Cavity-backs are normally either midsize or oversize. This refers to the size of the club head and its ‘sweet-spot’. Higher handicap golfers should go for an oversize head, as it will maximize forgiveness, enabling them to progress more quickly. More proficient amateurs may choose to go for the midsize cavity which may help their accuracy and “shotmaking” abilities.

There are few true blades left on the market, mainly down to the fact that cavity-backs are better for the vast majority of golfers. Blades are more difficult to use than other types of clubhead, as they offer little or no forgiveness for a strike anywhere other than the sweet-spot.

The reason that the top end of the amateur and professional players often choose to play these is because they rarely, if ever, miss the centre of the club. With accuracy like this, the blade offers ultimate playability. This means that the user can move the ball around in the air, left to right, high or low with great accuracy and feel. For most players simply hitting the ball straight is enough and that is why the forgiving nature of a cavity is our choice. Leave the blades to the experts!

Forged Head
FORGED HEAD – for the better player and why.

Clubs that have a forged head are designed for the lower handicap amateur and the professional. They offer these players a softer, better feel and above all complete consistency. The golfer will experience a softer feeling at impact, which is known to increase feedback. This will increase the players feel and therefore touch, particularly with the shorter irons, allowing the player to attack the target with complete confidence. At the top level of golf where players rely on distances being accurate to the metre, the forged head provides a consistency of distance unrivalled by other materials.

Forged clubs are made to be softer than others, and are therefore less durable. The higher handicap is unlikely to appreciate the benefit and is more likely to damage the club.
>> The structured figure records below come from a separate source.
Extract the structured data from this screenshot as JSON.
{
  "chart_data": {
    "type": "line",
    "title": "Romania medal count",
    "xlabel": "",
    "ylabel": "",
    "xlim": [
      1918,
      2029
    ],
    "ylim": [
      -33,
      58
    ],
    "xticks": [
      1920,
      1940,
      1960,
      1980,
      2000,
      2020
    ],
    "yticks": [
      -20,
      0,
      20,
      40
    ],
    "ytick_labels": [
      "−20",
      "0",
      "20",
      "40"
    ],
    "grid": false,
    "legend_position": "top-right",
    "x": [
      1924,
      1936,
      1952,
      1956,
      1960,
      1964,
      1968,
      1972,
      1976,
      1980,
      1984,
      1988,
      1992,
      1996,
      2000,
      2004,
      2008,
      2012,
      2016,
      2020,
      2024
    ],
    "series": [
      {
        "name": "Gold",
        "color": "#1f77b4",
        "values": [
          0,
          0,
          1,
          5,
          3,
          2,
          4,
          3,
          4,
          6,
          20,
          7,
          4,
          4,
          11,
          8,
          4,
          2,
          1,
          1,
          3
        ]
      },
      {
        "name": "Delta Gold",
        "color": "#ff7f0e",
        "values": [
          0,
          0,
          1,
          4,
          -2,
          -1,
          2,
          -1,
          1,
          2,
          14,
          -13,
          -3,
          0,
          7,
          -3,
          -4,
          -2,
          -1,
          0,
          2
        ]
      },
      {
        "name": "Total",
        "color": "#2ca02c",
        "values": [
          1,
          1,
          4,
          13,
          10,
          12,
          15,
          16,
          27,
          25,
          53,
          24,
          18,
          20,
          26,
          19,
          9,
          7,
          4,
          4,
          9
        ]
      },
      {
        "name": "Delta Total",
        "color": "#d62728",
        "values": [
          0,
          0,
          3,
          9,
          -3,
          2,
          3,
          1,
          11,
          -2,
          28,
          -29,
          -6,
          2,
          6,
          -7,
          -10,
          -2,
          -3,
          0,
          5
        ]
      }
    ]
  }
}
As forged clubs are more expensive (due to a more intensive production process) the higher handicap player should be advised against them as, for a lower financial outlay, they can get a set of clubs (see below) more suited to their game.

Cast Head
Cast club heads are mainly less expensive than forged, offer greater ease of use and are more durable. The higher handicapper will rarely appreciate the benefits of a forged club and as such is better opting for cast.

Being generally harder than forged club heads reduces the risk of damaging (chipping), so the investment in a set of clubs is likely to be longer lasting.